Jeff Brown (far left) and his wife, Army Staff Sgt. Doanti Brown, pose with their family. They are among the few of MacDill’s summer Fam Campers.

photo by Nick Stubbs

The MacDill Fam Camp is full to capacity in the winter, but in August just a handful of motor homes and travel-trailers dot the grounds. Their roof air conditioners running full-tilt in the "feels-like 105" degree temperatures are the only clue that they are occupied.

If you hang around long enough you may catch a glimpse of someone entering or exiting the laundry room in the middle of the camp. Sometimes you hear an RV door slam shut, but mostly you hear nothing but the humming of AC units and the occasional screeching of seagulls at the nearby beach. It may not be a ghost town but it is far from the thriving mini city that develops by December each year as hundreds leave the cold North for the warmth of sunny MacDill.

But in the absence of freezing temps north of the Mason Dixon line, just what is it that brings anyone to the Fam Camp in summer? The heat is nearly debilitating and mosquitoes swarm from dusk till dawn. There are no recreation programs, hobby classes or cultural getaways that make staying at the Fam Camp in the winter so attractive.

Some come for a summer vacation. But of the 30 to 50 campers who typically account for the summer Fam Camp population, about half are there out of necessity, said Nancy Wheeler, Outdoor Recreation operations manager.

The small summer crowd has the 334-slot camp to itself. There's no traffic on the narrow roads between camp sites and no lines for a washing machine. Take your pick of benches at the beach across the street and if you prize peace and quiet, the camp does not disappoint.

"No way," said Jeff Brown when asked by a reporter if he and family set up their camper as part of their vacation.

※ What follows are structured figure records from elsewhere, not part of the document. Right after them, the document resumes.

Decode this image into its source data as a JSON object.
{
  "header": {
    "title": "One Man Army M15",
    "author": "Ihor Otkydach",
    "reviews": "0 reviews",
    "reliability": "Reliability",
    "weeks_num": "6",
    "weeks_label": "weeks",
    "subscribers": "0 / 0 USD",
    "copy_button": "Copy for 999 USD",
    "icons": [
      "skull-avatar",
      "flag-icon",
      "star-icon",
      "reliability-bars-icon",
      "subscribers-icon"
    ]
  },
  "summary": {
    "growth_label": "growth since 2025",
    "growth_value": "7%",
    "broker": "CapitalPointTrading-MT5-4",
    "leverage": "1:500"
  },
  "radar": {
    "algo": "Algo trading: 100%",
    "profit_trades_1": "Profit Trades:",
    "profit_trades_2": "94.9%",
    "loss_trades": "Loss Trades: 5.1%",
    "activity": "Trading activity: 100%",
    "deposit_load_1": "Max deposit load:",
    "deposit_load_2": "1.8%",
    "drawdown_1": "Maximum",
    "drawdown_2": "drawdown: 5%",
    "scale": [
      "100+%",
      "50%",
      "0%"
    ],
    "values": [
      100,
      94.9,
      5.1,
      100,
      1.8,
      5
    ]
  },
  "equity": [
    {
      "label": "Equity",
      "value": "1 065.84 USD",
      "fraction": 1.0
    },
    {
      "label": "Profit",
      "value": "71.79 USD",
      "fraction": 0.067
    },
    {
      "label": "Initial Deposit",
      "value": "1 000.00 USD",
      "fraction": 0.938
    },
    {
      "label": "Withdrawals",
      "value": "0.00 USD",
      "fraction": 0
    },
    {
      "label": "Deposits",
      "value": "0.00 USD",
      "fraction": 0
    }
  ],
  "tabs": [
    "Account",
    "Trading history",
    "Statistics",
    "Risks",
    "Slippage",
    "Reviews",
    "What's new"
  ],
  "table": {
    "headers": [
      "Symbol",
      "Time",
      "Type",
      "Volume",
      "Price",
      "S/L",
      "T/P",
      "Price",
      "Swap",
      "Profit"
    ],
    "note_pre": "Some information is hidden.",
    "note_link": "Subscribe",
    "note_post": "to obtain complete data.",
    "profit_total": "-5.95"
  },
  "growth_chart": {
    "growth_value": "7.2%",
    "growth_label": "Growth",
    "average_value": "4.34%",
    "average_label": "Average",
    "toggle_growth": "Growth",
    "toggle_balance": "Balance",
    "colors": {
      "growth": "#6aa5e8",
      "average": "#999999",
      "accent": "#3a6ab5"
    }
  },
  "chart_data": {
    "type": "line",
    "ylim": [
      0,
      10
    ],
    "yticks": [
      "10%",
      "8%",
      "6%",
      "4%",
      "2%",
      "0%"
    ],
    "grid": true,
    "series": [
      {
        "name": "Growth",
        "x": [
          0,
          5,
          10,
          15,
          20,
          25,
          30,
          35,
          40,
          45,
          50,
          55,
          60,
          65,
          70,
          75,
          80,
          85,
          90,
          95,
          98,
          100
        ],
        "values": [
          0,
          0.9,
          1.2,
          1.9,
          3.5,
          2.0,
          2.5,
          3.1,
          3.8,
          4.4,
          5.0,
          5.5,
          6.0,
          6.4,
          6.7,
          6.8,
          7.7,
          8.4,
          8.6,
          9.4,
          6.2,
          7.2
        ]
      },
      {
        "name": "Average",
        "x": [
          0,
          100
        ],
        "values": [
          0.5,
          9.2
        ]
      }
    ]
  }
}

Mr. Brown, who arrived this week with his wife, Army Staff Sgt. Doanti Brown, who recently was assigned to MacDill, said the August heat and biting bugs mean this trip is anything but pleasure. He noted the camp is the ideal solution for the couple and their two sons until they find a house in the area. Until then they are looking on the bright side.

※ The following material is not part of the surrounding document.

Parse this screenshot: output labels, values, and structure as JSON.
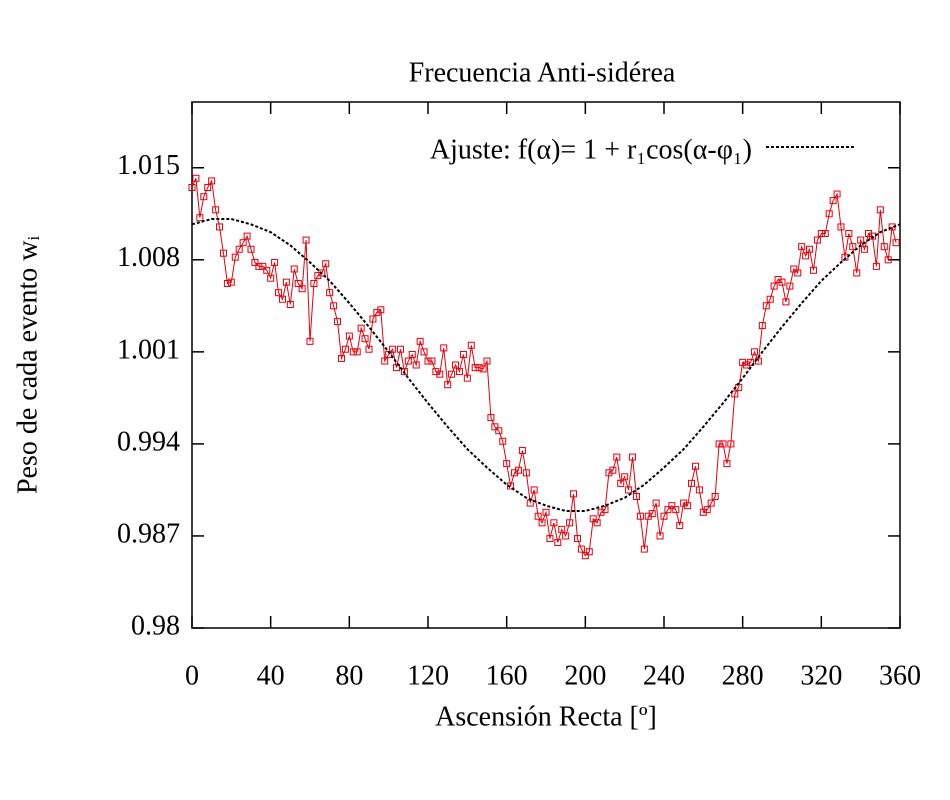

"It's hot, but at least there's a breeze," said Sergeant Brown.

Her husband added that the mosquitoes swarm around the camp but being from Alaska, where the "mosquito is the state bird," it could be worse.

Norman Cox is another typical summer camper. He made the trip from Arkansas with his wife and a family friend whose husband is based at MacDill. They spend a lot of time in the air conditioning of their RV, not only to avoid the heat but the mosquitoes, which are "worse than in Arkansas," said Mr. Cox.

"It's not the time of year you would want to take a pleasure trip here," said Mr. Cox, who will be pulling out next week. "We just wanted to come visit a friend and then we'll be on our way."

Maj. (ret.) Mike Downey has been at the camp since April. He and his wife sold their house and need a place to stay until their new home is built. It's a sort of homecoming for Mr. Downey, who was based at MacDill when he retired in 1990.

"I haven't been out (to MacDill) in a long time, so it is good to be back," he said. "Everyone has been great and it's good to be here," with the exception of the mosquitoes.

"The mosquitoes are an adventure this year," he said.

A disabled veteran, who only identified himself as Mark, said he's been a regular summer visitor at the Fam Camp since 1985. He doesn't mind the heat or the bugs in this remote part of the base.

"I like having it available to me," he said of the camp. "I've always stayed here summer and sometimes winter and I probably always will," adding that summer may not be the most hospitable time of year but at least it isn't crowded.

"You do sort of have the place to yourself," he said.

Come October, the natural cycle of things will see caravans of northern RVs making their way to the camp, taking up spaces and eventually covering the grounds in a sea of aluminum and fiberglass rolling homes.

They will stay through March, for the most part, at which time rising temperatures become the cue to pack up and once again head north, leaving the camp to a different breed - the summer campers of MacDill.